Dame Tanni Grey-Thompson, who has won more marathons and Paralympic medals than you or I have had hot dinners, even revealed: "I was told I would do better at sponsorship if I had long hair." I can't see Wayne Rooney being told that.
Andy Sutherden, head of sports and global practice director at Hill and Knowlton – billed as a "brand manager" on the show – was brave to show his face, especially after he said that achievements only went so far when it came to sponsorship and that "glamour sells".
Given this pressure, it was sadly no surprise for Dougall to reveal that 45 per cent of female athletes have had some form of eating disorder. To give some perspective, 19 per cent of male athletes have had one.
Allie Outram and Chrissie Wellington, a former cross-country runner and four-time Ironman world champion respectively, had battled with eating disorders. Outram said that at one stage a doctor told her she had only a week to live as her family took her four-and-a-half-stone frame to hospital, while Wellington said her World Championship victories had finally allowed her to love her body – "not in a narcissistic way," she hastily added.

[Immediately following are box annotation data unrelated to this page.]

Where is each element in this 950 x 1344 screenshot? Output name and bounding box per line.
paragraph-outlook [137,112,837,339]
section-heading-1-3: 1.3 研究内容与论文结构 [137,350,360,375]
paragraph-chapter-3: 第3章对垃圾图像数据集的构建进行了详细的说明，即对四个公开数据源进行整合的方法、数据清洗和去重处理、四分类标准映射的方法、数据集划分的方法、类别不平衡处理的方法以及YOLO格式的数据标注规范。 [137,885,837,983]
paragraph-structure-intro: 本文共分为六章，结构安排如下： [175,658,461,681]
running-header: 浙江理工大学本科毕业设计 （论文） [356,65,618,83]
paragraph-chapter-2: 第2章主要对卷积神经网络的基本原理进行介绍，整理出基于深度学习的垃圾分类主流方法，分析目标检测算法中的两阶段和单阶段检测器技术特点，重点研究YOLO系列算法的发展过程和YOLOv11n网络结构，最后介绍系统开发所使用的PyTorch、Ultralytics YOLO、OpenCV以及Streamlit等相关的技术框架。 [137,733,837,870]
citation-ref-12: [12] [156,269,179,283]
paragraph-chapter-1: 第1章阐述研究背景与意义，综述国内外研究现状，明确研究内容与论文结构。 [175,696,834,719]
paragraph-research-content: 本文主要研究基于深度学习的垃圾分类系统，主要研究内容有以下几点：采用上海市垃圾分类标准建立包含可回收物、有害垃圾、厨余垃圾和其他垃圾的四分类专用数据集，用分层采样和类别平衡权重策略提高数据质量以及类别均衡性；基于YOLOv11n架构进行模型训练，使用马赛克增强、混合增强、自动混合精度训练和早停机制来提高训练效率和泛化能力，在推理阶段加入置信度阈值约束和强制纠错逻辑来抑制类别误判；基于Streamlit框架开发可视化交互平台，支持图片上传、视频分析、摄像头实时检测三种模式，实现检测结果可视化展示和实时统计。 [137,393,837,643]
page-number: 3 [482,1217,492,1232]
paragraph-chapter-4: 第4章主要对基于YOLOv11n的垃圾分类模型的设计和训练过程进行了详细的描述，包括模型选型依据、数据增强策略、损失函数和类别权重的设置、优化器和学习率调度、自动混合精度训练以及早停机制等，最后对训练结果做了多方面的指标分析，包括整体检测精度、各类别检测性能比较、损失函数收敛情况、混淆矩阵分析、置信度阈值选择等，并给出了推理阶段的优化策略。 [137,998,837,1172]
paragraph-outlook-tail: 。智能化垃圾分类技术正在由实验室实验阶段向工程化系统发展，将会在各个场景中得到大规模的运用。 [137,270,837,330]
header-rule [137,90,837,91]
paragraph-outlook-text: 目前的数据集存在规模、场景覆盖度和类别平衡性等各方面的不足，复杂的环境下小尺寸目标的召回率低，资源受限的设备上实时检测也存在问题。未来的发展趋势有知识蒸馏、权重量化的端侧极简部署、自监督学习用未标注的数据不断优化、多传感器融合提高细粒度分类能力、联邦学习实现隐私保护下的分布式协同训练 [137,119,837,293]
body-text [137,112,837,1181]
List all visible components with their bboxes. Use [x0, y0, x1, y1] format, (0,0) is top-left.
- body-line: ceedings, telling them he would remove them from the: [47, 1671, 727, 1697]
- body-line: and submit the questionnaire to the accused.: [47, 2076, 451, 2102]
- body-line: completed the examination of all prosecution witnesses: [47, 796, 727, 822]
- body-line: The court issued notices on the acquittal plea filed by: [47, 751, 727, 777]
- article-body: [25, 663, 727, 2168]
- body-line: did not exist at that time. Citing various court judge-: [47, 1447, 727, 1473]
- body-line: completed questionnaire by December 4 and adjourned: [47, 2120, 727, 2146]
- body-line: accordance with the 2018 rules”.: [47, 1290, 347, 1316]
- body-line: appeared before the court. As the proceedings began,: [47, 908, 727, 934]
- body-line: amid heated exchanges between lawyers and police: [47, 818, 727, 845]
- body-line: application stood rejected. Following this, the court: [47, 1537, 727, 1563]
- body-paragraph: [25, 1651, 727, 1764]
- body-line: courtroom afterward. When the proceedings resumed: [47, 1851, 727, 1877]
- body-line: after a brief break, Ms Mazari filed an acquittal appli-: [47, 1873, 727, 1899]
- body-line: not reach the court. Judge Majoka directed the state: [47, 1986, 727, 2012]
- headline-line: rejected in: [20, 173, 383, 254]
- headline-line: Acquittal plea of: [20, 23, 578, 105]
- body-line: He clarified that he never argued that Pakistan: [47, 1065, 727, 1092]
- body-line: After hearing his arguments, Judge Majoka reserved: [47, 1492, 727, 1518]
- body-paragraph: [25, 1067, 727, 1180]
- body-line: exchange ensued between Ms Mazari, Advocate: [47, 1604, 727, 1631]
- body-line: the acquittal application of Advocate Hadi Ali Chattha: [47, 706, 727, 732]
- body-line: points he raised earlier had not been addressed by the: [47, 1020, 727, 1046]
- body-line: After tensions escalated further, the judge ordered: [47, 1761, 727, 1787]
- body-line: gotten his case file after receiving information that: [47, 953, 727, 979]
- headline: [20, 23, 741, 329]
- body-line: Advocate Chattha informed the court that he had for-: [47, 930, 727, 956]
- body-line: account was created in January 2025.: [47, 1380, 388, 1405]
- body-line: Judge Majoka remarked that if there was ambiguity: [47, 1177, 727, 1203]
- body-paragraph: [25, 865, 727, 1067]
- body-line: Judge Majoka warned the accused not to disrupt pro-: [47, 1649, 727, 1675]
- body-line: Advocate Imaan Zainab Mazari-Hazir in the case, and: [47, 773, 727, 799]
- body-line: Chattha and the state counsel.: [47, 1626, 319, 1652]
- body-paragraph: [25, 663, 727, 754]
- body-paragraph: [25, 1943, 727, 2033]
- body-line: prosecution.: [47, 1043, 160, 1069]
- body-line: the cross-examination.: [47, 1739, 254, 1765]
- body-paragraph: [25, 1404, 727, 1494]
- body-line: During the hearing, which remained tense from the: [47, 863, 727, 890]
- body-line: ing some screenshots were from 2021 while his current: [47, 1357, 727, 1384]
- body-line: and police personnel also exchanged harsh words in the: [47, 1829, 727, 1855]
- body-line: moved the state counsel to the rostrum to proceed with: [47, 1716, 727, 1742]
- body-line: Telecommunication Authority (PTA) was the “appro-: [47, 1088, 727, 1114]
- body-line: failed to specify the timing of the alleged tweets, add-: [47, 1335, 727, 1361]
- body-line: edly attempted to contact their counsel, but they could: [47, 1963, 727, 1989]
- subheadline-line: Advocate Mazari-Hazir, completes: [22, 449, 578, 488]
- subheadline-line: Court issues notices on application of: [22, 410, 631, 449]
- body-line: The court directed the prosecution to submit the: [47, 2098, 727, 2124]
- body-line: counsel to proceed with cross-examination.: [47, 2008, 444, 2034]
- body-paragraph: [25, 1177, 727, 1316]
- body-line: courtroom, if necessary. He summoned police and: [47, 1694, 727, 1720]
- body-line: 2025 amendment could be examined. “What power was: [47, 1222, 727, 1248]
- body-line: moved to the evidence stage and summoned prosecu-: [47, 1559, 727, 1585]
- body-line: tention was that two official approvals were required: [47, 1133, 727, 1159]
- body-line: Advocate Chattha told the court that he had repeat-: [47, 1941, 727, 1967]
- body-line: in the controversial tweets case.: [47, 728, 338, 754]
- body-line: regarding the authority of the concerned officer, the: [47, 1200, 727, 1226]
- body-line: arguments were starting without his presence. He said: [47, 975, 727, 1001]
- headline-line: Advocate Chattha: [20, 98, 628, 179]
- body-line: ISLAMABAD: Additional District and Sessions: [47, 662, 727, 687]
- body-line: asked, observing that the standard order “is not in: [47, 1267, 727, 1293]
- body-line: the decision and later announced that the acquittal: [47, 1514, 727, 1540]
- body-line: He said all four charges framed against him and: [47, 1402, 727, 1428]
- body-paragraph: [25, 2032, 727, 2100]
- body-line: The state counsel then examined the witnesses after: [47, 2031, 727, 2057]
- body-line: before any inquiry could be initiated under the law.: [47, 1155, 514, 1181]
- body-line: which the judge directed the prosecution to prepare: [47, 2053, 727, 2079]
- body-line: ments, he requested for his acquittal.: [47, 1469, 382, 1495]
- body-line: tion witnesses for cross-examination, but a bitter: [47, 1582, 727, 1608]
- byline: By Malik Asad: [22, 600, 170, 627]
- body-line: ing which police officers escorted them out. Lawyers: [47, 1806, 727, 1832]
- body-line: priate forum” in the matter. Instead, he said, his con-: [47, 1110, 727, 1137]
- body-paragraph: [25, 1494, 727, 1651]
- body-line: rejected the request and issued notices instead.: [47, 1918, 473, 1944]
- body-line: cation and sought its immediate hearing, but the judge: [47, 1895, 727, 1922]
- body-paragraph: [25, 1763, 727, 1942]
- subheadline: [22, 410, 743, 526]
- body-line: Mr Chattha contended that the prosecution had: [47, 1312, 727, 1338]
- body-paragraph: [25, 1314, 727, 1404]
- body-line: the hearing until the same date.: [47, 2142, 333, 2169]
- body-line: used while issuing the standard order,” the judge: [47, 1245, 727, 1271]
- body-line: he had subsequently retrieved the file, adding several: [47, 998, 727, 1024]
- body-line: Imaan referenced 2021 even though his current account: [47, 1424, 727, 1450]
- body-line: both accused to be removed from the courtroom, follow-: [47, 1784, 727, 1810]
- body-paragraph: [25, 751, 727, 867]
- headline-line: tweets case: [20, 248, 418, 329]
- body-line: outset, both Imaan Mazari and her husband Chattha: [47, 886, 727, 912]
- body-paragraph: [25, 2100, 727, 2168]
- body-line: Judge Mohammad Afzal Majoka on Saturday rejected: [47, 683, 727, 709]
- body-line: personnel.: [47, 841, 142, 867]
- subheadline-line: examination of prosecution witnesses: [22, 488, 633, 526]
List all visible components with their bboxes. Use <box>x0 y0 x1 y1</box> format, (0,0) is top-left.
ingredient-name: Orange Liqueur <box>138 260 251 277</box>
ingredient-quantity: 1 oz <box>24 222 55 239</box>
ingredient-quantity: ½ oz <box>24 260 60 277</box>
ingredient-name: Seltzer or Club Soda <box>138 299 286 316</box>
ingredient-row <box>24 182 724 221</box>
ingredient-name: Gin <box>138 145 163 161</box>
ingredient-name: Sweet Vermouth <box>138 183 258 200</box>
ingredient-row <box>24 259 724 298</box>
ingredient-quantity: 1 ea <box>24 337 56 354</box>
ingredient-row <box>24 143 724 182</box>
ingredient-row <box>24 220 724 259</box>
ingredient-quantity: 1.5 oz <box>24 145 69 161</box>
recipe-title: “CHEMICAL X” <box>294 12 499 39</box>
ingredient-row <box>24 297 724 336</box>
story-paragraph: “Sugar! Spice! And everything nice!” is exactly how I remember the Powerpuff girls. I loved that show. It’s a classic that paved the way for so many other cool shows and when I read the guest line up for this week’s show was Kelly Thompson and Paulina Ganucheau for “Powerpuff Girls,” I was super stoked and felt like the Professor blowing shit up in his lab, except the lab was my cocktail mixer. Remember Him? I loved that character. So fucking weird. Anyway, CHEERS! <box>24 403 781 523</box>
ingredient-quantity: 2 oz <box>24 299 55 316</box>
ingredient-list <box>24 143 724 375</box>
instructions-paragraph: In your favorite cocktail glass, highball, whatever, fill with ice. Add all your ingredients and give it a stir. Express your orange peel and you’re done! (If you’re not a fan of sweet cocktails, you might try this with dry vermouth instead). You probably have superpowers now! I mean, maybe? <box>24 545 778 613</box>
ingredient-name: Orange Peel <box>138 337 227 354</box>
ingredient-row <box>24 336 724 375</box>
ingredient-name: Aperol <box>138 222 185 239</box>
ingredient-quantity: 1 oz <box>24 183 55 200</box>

It was eye-opening stuff, which raised a lot of questions – some of which, such as how to change sponsors' outlooks, were discussed between Hazel and McQueen.
The second part of the half-hour show was fluffier, with a piece on the Great Britain curling team – incidentally, the first members of Team GB to be picked for the 2014 Winter Olympics. Who knew they did weight training and had tailored fitness regimes? Well you do now. As did those who happened to be watching telly at 10.30am.